Star Wars isn’t superscience, either. Characters and story are more important to a Star Wars adventure than the newest gizmo – though cool equipment does have its place. But technology never overshadows the human elements. So although characters might routinely have to buy and repair equipment, they don’t usually have to invent new gadgets to save the day and defeat the enemies of the Republic. Whatever they need probably already exists in the universe.

Here are some tips to help you incorporate the key elements of space fantasy into an adventure.

Plenty of Action

In a space fantasy story, there’s a lot of action, including combat, chases, and dramatic conflict. Events happen fast and furiously, and they usually involve a lot more reaction than planning. So the Gamemaster should never let the heroes stand around quietly for too long – that’s not in the spirit of space fantasy.

Opportunities for Combat

Every adventure should have at least one combat scene, plus the potential for several more. Combat is action, and it’s usually more exciting for characters to blast their way out of trouble than to talk an enemy into surrendering – although the latter can be fun as a change of pace.

So be prepared. Every scene you present may erupt into combat, and that’s okay. After all, that’s space fantasy – that’s Star Wars!

Cool Villains

In most cases, the heroes are good guys and the villains are exceptionally evil. But they’re also cool! Nothing makes an adventure more memorable than a nasty, evil, powerful, and ultimately cool villain who threatens the heroes and opposes them at every turn.

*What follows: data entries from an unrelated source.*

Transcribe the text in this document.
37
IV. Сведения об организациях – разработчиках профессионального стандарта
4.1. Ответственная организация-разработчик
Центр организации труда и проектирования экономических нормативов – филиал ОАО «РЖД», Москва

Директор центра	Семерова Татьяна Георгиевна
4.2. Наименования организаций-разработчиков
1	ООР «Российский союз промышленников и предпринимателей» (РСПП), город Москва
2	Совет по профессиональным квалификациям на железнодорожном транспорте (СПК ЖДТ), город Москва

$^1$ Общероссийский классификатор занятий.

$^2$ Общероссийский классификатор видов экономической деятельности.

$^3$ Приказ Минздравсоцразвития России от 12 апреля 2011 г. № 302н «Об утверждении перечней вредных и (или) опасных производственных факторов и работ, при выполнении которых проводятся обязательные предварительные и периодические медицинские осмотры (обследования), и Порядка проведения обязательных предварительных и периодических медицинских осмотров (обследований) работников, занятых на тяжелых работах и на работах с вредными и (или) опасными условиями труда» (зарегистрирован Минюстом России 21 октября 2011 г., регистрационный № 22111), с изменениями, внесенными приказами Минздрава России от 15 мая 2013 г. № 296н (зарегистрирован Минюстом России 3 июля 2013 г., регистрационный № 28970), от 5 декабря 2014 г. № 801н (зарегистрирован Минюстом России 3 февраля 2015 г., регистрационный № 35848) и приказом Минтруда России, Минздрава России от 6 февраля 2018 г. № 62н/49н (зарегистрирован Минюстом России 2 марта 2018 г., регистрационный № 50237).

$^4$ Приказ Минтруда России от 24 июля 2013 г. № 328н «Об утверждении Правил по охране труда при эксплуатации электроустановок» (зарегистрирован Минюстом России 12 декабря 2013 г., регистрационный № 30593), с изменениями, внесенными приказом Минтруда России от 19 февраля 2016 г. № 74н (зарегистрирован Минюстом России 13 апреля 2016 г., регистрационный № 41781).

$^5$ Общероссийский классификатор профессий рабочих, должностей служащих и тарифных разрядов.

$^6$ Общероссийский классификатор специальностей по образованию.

Of course, not every villain the characters face has to be super-cool. Minor opponents and lackeys of major villains are foten weak, cowardly, and even outright stupid. (They may still be dangerous – in large numbers, even weak opponents can seriously threaten a group of heroes.)

Epic Plots

In space fantasy, everything is bigger, better, and larger than life. Overwhelming odds, galaxy wide conspiracies, unthinkably large armies, planet-destroying super weapons, masters of ultimate evil – these elements are present on a grand scale in every Star Wars adventure. Heroes rescue planets from total destruction, cross light-years of distance in a heartbeat, and battle weapons the size of small moons as they struggle to save the galaxy.

Clear-Cut Motives

In most cases, space fantasy presents the epic conflict of good versus evil. The good guys clearly have the best interests of the galaxy at heart, while the bad guys simply want to conquer or destroy it. There’s room for the occasional shade of gray, but in general you know that Darth Maul is EVIL, and that Qui-Gon Jinn and Obi-Wan Kenobi are GOOD.

So when the heroes encounter a band of pirates, they know they’re facing vile thugs who like to hurt people and accumulate wealth (usually by hurting people). And when they encounter battle droids, they know there’s no use trying to talk sense into them. They’ll have to blast or be blasted!